Artificial Intelligence and Deep Learning for Decision Making with Large-scale Transactional Data
In this talk, I shall look at AI solutions over another type of signals, transactional data generated from our social and commercial world. A difference is that transactional data is usually heterogeneous, coming from diverse sources, and categorical in nature (representing attributes such as a person’s gender, marital status, hometown, career, or the types of movies they like). The correlations of those attributes are not known a priori. In MediaGamma, we have developed an audience decision engine (ADE) that can teach machines to make various predictions and then subsequently make optimal actions upon those predictions over terabytes transaction data. My talk will be focused on the ADE as an example to illustrate 1) how supervised and unsupervised learning can be developed to decipher the correlations among those attributes and use them to make various accurate predictions and forecasts, 2) how the knowledge can be transferred among those predictive tasks, and 3) how machines can pick up a signal and take an optimal decision over time against a pre-specific utility.

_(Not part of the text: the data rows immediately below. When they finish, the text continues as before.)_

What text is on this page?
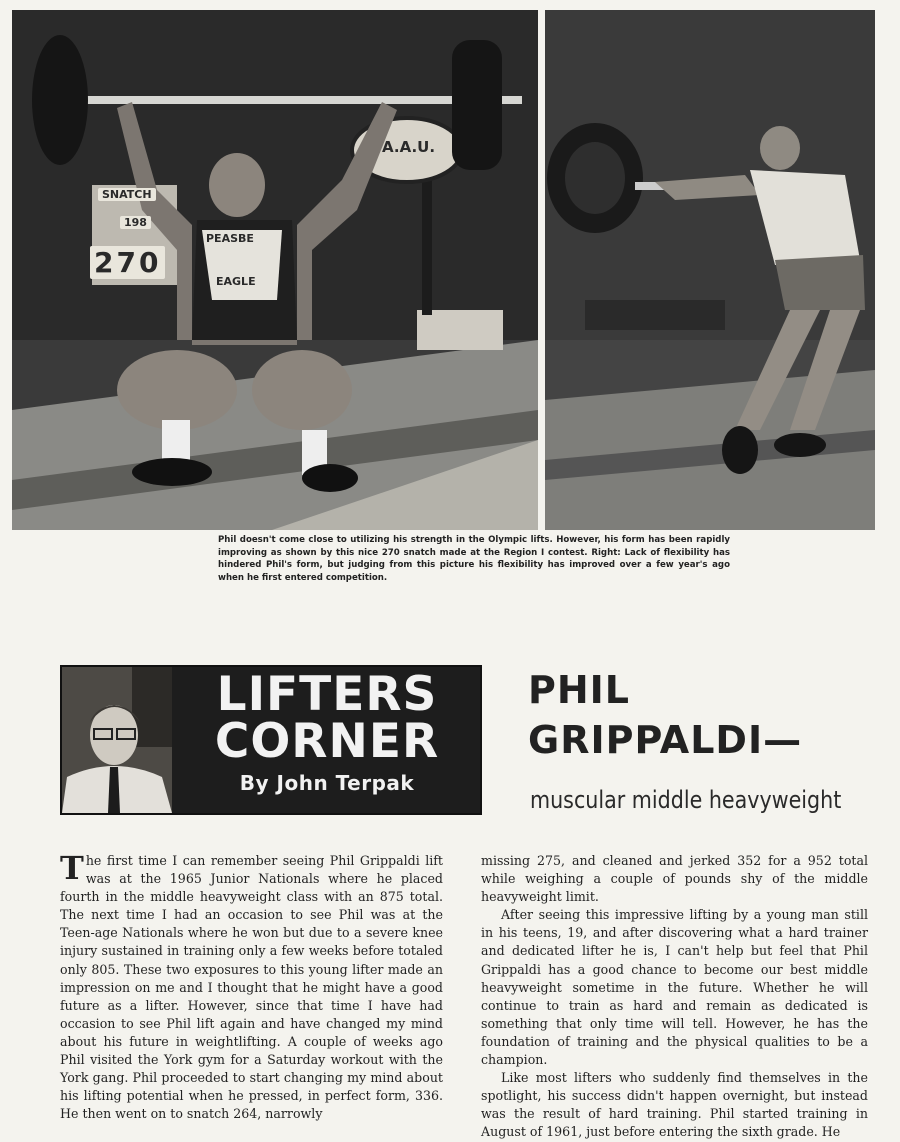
SNATCH
198
270
A.A.U.
PEASBE
EAGLE
Phil doesn't come close to utilizing his strength in the Olympic lifts. However, his form has been rapidly improving as shown by this nice 270 snatch made at the Region I contest. Right: Lack of flexibility has hindered Phil's form, but judging from this picture his flexibility has improved over a few year's ago when he first entered competition.
LIFTERS
CORNER
By John Terpak
PHIL
GRIPPALDI—
muscular middle heavyweight

The first time I can remember seeing Phil Grippaldi lift was at the 1965 Junior Nationals where he placed fourth in the middle heavyweight class with an 875 total. The next time I had an occasion to see Phil was at the Teen-age Nationals where he won but due to a severe knee injury sustained in training only a few weeks before totaled only 805. These two exposures to this young lifter made an impression on me and I thought that he might have a good future as a lifter. However, since that time I have had occasion to see Phil lift again and have changed my mind about his future in weightlifting. A couple of weeks ago Phil visited the York gym for a Saturday workout with the York gang. Phil proceeded to start changing my mind about his lifting potential when he pressed, in perfect form, 336. He then went on to snatch 264, narrowly

missing 275, and cleaned and jerked 352 for a 952 total while weighing a couple of pounds shy of the middle heavyweight limit.

After seeing this impressive lifting by a young man still in his teens, 19, and after discovering what a hard trainer and dedicated lifter he is, I can't help but feel that Phil Grippaldi has a good chance to become our best middle heavyweight sometime in the future. Whether he will continue to train as hard and remain as dedicated is something that only time will tell. However, he has the foundation of training and the physical qualities to be a champion.

Like most lifters who suddenly find themselves in the spotlight, his success didn't happen overnight, but instead was the result of hard training. Phil started training in August of 1961, just before entering the sixth grade. He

Dr. Jun Wang is Reader (Associated Professor) in Computer Science, University College London, and Director of MSc Web Science and Big Data Analytics. He is also Co-founder and Chief Scientist in MediaGamma, a UCL spin-out focusing on AI for intelligent audience decision making. His main research interests are in the areas of intelligent information systems, covering information retrieval, data mining, online advertising and deep learning. His team won the first global real-time bidding algorithm contest with 80+ participants worldwide. Jun has published over 100 research papers and is a winner of multiple “Best Paper” awards in information retrieval and data mining. He was a recipient of the Beyond Search – Semantic Computing and Internet Economics award sponsored by Microsoft Research and also received Yahoo! FREP Faculty award. MediaGamma has received the UCLB One-to- Watch award 2016.